The next step is to load the feature-extraction
pipeline from the transformers
library, which is a pre-trained model that can be used to extract features from the text. We will use the bert-base-uncased
model, which is the original BERT model.
from transformers import pipeline
feature_extractor = pipeline('feature-extraction', model="distilbert-base-uncased")
# apply the feature extractor to the dataset.
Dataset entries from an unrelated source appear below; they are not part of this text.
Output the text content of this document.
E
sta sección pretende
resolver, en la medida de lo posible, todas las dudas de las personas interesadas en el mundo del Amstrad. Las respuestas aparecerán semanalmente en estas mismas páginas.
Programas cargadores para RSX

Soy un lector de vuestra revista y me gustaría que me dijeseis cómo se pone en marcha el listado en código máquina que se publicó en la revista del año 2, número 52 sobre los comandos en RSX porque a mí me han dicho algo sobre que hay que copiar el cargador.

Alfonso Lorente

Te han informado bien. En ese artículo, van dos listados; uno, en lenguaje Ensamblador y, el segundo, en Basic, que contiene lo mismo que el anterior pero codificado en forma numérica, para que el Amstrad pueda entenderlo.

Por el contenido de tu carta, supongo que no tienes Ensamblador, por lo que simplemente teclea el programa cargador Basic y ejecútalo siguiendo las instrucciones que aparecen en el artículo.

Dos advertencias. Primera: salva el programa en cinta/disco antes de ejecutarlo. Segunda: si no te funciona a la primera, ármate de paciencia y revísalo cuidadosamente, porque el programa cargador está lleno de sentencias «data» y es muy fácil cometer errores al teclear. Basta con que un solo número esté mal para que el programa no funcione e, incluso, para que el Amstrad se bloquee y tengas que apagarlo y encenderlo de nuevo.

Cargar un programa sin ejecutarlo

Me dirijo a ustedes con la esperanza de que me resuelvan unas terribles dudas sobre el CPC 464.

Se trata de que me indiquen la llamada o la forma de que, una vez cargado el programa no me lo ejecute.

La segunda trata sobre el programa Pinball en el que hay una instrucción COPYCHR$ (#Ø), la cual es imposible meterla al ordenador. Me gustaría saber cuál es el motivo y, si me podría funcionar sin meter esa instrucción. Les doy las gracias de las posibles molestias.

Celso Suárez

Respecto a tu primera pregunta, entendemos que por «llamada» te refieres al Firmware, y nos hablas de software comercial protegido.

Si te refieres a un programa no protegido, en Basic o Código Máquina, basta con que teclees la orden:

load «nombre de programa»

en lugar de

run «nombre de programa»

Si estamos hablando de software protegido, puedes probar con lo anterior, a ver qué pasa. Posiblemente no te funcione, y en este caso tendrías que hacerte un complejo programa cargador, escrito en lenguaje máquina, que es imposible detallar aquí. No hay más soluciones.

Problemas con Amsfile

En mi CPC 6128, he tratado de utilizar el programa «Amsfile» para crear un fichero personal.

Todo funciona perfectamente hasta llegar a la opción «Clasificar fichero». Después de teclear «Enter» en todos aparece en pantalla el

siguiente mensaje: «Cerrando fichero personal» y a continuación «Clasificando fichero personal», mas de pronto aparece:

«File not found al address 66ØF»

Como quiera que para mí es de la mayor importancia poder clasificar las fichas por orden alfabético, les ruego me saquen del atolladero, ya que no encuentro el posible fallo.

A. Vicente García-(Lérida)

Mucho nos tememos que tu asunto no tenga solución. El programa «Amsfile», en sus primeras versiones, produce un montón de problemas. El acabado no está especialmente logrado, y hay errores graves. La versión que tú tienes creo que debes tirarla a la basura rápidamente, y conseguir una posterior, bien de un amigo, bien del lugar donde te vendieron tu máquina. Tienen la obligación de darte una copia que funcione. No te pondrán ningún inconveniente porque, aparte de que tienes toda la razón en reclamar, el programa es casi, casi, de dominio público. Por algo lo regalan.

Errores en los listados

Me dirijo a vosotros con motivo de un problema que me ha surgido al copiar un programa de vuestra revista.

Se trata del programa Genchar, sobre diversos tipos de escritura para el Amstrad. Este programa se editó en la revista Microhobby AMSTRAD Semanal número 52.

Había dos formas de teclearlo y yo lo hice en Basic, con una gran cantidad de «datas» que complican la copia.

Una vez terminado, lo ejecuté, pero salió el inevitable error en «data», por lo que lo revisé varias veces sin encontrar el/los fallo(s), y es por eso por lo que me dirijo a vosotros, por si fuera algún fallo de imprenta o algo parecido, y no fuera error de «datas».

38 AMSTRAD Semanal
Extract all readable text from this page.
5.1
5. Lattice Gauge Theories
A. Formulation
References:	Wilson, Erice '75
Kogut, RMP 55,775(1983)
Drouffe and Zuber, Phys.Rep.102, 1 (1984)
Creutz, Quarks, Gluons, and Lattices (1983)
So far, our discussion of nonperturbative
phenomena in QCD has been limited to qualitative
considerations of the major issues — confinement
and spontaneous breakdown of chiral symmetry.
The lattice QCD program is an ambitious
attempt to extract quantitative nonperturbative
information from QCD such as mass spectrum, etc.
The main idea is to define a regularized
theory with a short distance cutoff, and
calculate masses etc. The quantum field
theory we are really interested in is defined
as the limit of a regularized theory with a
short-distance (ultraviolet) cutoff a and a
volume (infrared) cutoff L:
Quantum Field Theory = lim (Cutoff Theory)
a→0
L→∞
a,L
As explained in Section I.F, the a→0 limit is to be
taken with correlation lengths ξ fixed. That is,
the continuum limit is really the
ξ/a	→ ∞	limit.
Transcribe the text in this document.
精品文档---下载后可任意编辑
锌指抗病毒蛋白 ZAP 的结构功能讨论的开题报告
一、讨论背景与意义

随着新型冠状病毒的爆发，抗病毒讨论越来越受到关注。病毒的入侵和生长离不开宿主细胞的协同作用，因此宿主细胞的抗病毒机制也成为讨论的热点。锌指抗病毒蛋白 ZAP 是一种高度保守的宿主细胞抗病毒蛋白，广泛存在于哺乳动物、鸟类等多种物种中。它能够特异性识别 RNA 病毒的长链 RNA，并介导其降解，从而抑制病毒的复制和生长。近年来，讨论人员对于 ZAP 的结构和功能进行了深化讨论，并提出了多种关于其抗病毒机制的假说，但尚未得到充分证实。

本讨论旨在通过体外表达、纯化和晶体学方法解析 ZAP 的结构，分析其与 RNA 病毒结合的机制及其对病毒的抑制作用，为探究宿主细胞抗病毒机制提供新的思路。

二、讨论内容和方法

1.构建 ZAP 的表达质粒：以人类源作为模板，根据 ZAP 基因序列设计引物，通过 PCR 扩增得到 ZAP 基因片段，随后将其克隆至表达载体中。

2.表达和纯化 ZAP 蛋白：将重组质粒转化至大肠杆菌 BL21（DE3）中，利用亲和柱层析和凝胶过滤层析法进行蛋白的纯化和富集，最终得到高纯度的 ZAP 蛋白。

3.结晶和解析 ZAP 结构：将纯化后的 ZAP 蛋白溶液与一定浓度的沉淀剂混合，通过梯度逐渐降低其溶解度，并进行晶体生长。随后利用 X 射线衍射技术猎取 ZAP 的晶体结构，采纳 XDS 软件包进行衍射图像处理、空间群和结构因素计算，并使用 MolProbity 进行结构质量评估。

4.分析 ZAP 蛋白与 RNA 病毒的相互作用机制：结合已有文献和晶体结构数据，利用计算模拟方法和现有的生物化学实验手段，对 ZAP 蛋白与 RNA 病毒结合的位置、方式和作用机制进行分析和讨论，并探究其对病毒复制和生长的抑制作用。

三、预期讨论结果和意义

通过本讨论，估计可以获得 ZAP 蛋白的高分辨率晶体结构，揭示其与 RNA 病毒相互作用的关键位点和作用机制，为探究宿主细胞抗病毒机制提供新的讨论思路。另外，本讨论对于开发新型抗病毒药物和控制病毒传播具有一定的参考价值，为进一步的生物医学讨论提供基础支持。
Truncation is used to avoid memory issues in cases the example is too long.
features = feature_extractor(list(dataset.text), truncation=True)
# useful check
len(features) == len(dataset)
True
Question For each example, what are the dimensions of the extracted features?
# we can average along the token dimension to make every vector have the same dimensions
# but other aggregations could be possible (like just getting the first position).
features_averaged_per_sentence = [np.mean(sentence_embedding, axis=1) for sentence_embedding in features]
# convert to numpy array
features_averaged_per_sentence = np.array(features_averaged_per_sentence).squeeze()
features_averaged_per_sentence.shape
(1337, 768)
As usual, now we can apply scikit-learn to split the data and train a specialized classifier on the extracted features.
from sklearn.model_selection import train_test_split
X_train, X_test, y_train, y_test = train_test_split(features_averaged_per_sentence, dataset.answer, test_size=0.2, random_state=1, stratify=dataset.answer)
from sklearn.linear_model import LogisticRegression
model = LogisticRegression(max_iter=1000)
model.fit(X_train, y_train)
from sklearn.metrics import classification_report
y_pred = model.predict(X_test)
print(classification_report(y_test, y_pred))
precision recall f1-score support
No 0.96 0.97 0.97 129
Yes 0.97 0.96 0.97 139
accuracy 0.97 268
macro avg 0.97 0.97 0.97 268
weighted avg 0.97 0.97 0.97 268
Exercise 1: What would happen if you use a different pre-trained model, such as:
bert-large-uncased
distilbert-base-uncased
Exercise 2 Compute the classification metrics using a bag-of-words approach (i.e., not based on deep learning).